Padre, ¿por qué no me hiciste caso? ¿Qué necesidad teníamos de trocar la tranquila prosperidad del imperio por los azares y peligros de una campaña que no tenía más fin que el de eclipsar la luz de una estrella?

Pero, el moribundo, lejos de mostrarse razonable reconociendo su fatal error, colérico blasfemaba contra el enemigo y juraba, si acaso salvaba la vida, volver a la cabeza de sus tropas para castigar cruelmente la actitud del imperio del Sur.
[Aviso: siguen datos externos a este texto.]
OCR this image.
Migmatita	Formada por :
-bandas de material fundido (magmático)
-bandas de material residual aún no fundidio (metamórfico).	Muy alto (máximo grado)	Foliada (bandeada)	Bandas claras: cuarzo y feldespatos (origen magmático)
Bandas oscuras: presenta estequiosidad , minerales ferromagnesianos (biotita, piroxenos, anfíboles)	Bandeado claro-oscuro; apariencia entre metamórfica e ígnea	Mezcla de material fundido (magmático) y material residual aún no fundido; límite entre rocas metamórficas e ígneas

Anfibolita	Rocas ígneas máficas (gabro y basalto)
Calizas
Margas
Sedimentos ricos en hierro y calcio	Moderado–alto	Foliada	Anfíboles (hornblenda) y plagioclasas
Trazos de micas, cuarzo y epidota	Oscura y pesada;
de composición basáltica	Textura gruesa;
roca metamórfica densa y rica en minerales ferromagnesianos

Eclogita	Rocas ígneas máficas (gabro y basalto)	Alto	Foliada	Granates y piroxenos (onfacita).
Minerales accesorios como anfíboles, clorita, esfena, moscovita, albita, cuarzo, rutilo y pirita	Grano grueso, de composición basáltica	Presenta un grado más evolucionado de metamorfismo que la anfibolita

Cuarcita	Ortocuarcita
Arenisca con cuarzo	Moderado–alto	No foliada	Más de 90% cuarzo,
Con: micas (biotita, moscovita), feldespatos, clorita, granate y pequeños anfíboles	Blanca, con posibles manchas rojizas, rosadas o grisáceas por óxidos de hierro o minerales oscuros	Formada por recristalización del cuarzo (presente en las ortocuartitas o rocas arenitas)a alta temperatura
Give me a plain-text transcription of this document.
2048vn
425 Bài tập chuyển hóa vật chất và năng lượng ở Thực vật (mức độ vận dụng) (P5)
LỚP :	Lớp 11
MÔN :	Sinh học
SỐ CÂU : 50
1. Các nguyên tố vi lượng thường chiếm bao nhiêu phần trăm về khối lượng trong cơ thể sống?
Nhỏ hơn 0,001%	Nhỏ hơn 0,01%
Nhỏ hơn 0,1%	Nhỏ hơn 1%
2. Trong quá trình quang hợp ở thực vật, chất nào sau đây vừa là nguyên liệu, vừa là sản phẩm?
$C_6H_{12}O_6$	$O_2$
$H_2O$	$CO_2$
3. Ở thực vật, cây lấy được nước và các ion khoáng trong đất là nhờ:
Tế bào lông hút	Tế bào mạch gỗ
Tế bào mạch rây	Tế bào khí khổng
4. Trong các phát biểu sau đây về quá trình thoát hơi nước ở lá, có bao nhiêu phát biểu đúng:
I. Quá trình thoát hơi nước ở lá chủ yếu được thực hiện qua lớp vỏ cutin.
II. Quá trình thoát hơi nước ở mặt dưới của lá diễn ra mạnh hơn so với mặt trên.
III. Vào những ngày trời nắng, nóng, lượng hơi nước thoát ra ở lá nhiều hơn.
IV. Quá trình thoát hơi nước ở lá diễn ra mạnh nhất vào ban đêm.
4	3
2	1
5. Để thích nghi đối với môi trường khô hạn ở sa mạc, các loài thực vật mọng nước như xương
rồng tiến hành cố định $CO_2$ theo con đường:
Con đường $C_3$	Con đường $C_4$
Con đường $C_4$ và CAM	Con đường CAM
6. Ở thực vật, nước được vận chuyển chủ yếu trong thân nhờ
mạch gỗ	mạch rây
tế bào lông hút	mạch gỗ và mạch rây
Pero cuando Illampu sintió aproximarse su última hora, llamó a los altos dignatarios del imperio y ante ellos habló de esta manera:  

Me muero sin  remedio.  Quisiera  bendecir el porvenir de mi reino; pero, no me atrevo.  Mi hijo, este que va a sucederme, no tiene el corazón capaz de vengar la humillación que acabamos de sufrir. No padre.  Jamás he dicho tal cosa -, exclamó lloroso el príncipe heredero.

      

Sí -volvió a decir el Rey.  Porque al reprochar mi conducta no estás de acuerdo con el deber que tienes.  Si quieres que muera tranquilo, júrame que me vengarás. Padre mío, - dijo angustiado Astro Rojo -. Cómo es posible que te empeñes en dejar para tu hijo y tu imperio esta terrible deuda que es sólo vano orgullo. ¡Cobarde! Tienes miedo de morir como yo.  Te maldigo. No padre.  No me maldigas.  Cumpliré mi deber, pero restableciendo la paz y reconquistando la prosperidad que en mala hora hemos descuidado. ¡Maldito seas!   - exclamó el rey -, mientras la muerte empalidecía su rostro. Padre ¡piedad!  Si tú me maldices, mi autoridad será reprobada parios súbditos. Entonces,   jura   cumplir   lo   que   te   pido, -  respondió Illampu con los ojos desmesuradamente abiertos.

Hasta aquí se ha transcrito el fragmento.